School authorities were equally skeptical about the plan. Twenty states were said to have constitutional limits which would prevent any new borrowing and in Maine and Wisconsin, the courts had declared school construction authorities unconstitutional. The school experts said that it would be at least a year before any results would be shown by the Eisenhower plan. Meanwhile, school enrollment was increasing at a rate of more than a million students per year, with it standing at 30.8 million in 1954-55, an increase of 22 percent over 1949-50.

The philosophical approach of the plan provoked as much gloom in school circles as had his practical suggestions. School officials saw it as restricting its gifts to the very poor, as the plan would provide grants and low-interest loans only to communities too poor to build their own schools. But there would be no states and few communities willing to take the pauper's oath to receive those benefits. Many of the states which spent proportionally the largest share of their revenues on education were among the most hard-pressed for classrooms.

Ms. Fleeson indicates that perhaps one trouble with the present school problem was that Washington drew to it, for the most part, successful, well-to-do, mature citizens, the children of whom were not victims of the present classroom shortage, and, as a French philosopher had said, "one bears with equanimity the misfortunes of others."

Robert C. Ruark indicates that he had noticed recently double-columned ads for an organization called Arrow, Inc., which was collecting funds to aid the American Indians, the headline of the ad reading: "Being Sorry for Ira Hayes Is Not Enough." Mr. Hayes had been one of the six men who had been photographed raising the flag on Iwo Jima, immortalized in the statuary dedicated the prior November at Arlington National Cemetery. He was a full-blooded Pima Indian, who had been found dead of exposure on January 24 at age 32 on the reservation, not having been able to handle the bottle very well. He had sought to make it off the reservation but had returned in despair, saying that he had wanted to be on his own, but that the white man in Arizona looked down on the Indian and he did not believe he stood a chance anywhere off the reservation.

Mr.

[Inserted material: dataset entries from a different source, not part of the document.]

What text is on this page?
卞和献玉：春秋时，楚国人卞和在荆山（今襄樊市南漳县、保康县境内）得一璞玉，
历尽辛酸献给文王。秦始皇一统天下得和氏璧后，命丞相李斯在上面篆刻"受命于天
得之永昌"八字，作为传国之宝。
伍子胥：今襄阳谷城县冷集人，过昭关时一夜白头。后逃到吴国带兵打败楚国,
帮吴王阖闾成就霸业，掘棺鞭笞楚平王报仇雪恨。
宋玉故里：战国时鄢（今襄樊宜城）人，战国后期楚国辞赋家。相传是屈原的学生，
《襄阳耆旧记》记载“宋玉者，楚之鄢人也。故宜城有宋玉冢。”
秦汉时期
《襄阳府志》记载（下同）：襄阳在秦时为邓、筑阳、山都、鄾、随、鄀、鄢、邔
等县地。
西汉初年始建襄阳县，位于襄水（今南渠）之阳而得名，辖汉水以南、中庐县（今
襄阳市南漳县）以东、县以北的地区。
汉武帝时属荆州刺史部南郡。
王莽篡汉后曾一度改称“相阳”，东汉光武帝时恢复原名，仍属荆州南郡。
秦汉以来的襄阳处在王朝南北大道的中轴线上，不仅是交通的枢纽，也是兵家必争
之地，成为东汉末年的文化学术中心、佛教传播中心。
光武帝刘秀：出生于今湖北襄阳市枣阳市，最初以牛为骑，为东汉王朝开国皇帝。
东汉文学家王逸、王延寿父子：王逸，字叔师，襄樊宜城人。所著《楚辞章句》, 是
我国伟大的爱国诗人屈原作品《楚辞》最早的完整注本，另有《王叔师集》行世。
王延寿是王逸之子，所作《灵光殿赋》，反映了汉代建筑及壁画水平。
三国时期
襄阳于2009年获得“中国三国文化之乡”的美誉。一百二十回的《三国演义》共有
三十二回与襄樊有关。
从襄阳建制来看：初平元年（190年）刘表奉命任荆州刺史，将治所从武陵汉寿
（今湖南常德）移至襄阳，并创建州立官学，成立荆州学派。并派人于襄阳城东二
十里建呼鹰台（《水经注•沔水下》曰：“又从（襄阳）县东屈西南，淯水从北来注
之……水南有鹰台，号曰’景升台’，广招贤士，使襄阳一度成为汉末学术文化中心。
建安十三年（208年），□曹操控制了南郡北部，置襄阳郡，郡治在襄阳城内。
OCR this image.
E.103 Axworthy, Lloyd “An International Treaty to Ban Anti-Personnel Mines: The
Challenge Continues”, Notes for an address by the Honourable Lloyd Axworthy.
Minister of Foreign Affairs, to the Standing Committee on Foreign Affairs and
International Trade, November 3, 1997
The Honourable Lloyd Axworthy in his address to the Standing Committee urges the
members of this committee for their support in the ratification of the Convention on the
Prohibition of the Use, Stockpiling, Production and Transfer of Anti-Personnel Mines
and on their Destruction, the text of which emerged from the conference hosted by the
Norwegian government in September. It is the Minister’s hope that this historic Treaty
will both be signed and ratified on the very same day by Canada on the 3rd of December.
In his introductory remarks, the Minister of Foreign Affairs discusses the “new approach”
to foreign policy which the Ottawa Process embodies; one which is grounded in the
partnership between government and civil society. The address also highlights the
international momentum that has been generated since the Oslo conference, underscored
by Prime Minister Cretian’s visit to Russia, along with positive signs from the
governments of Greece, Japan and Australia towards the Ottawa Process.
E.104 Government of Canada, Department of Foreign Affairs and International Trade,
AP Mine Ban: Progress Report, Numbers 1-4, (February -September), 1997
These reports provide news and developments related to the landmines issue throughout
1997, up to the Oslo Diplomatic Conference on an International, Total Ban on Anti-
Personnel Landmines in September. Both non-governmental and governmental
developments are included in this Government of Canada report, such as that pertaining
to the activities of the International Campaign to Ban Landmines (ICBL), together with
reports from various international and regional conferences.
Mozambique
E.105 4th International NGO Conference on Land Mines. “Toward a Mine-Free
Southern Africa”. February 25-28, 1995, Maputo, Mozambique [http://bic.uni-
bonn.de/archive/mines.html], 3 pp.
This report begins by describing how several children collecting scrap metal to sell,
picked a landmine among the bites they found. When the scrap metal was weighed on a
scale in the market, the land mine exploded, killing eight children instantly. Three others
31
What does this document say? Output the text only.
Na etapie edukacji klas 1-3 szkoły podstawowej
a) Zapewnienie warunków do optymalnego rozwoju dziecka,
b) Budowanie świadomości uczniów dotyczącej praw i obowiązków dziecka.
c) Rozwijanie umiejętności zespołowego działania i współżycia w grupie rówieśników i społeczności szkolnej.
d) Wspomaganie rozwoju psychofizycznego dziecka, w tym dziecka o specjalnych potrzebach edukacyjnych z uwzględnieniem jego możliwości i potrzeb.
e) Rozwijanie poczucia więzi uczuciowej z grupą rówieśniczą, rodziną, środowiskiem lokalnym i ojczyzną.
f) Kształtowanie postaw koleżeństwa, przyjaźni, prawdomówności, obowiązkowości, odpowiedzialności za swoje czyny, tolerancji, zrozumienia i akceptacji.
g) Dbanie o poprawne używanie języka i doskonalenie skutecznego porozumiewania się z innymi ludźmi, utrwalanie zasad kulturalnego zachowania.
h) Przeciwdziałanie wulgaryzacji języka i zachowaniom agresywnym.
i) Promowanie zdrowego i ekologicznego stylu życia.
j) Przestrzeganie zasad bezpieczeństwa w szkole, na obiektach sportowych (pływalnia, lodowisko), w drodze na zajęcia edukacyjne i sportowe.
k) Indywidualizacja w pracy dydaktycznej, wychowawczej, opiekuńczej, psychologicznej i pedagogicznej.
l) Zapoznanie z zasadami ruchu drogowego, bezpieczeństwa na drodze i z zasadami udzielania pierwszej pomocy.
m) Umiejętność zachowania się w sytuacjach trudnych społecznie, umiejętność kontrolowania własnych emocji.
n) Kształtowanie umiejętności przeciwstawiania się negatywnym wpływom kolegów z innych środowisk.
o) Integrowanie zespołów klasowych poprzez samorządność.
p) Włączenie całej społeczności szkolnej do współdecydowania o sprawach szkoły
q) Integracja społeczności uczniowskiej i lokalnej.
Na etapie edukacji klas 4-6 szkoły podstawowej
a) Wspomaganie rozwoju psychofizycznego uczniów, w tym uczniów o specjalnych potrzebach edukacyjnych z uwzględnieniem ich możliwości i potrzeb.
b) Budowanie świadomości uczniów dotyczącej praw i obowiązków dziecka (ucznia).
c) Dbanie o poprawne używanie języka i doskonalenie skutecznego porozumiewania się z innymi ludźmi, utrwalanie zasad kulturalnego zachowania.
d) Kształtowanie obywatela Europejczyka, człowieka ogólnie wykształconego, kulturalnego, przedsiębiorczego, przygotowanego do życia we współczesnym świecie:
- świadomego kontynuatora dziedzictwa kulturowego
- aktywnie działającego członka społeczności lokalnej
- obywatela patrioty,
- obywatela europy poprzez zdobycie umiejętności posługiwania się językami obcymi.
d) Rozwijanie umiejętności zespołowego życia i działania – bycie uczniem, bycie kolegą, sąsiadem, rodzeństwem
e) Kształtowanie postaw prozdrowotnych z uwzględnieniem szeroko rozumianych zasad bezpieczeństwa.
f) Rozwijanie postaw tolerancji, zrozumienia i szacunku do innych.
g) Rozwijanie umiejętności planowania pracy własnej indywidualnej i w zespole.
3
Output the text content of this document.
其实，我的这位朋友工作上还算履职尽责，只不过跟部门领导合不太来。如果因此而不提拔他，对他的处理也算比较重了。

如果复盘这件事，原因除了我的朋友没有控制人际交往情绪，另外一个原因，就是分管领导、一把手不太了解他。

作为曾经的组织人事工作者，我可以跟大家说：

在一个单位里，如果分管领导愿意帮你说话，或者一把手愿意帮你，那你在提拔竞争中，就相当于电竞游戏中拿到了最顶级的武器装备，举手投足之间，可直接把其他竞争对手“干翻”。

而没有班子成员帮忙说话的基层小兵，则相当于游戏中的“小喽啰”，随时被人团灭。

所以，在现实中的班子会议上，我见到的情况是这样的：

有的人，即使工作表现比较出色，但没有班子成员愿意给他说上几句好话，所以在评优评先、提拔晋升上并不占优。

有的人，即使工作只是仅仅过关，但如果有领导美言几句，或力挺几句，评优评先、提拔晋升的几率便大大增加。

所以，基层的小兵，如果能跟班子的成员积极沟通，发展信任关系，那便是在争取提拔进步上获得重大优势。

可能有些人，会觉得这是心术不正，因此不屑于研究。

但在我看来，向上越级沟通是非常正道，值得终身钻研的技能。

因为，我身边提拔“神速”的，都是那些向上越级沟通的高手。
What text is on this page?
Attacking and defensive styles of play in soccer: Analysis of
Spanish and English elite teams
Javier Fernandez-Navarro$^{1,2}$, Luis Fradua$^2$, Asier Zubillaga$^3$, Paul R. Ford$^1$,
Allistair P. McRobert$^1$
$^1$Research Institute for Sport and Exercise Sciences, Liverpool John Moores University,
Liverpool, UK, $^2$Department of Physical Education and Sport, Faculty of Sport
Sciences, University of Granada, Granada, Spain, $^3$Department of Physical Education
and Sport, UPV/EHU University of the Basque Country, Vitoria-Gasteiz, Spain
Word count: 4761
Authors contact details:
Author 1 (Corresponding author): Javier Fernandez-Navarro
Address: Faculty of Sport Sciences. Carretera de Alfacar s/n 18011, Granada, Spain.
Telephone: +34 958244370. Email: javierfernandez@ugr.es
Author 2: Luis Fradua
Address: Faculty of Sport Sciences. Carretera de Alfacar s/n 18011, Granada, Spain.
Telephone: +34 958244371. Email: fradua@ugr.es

Ruark suggests that many Indians, largely of mixed blood, had been able to make it off the reservation and were now proud of their Indian blood, but there were about a half million full-blooded Indians in the country, mostly on reservations, who had received "a pretty dirty shake." The latter were ravaged by disease, especially tuberculosis among the Navajo, low educational level, and, until recently, had been denied the vote, and, for the most part, earned small incomes.

He posits that his column should not have to be written at all, because Arrow, Inc., for "the relief of the benighted redskin, should not be necessary." He indicates that the noble Indian had been pushed around ever since white men had arrived on the continent and had appropriated the Indian's country. "The record of dispossession, exploitation, neglect and disinterest would rival that of any totalitarian group we are being so busy about on an international scale these days."

Despite sending aid all over the world to help other peoples, practically nothing had been done about the country's own aboriginals, and, he suggests, the least which could be done was to pause briefly in the vast international spending of the country and divert a few funds from foreign aid to the improvement of the lot of the people "who owned the real estate first."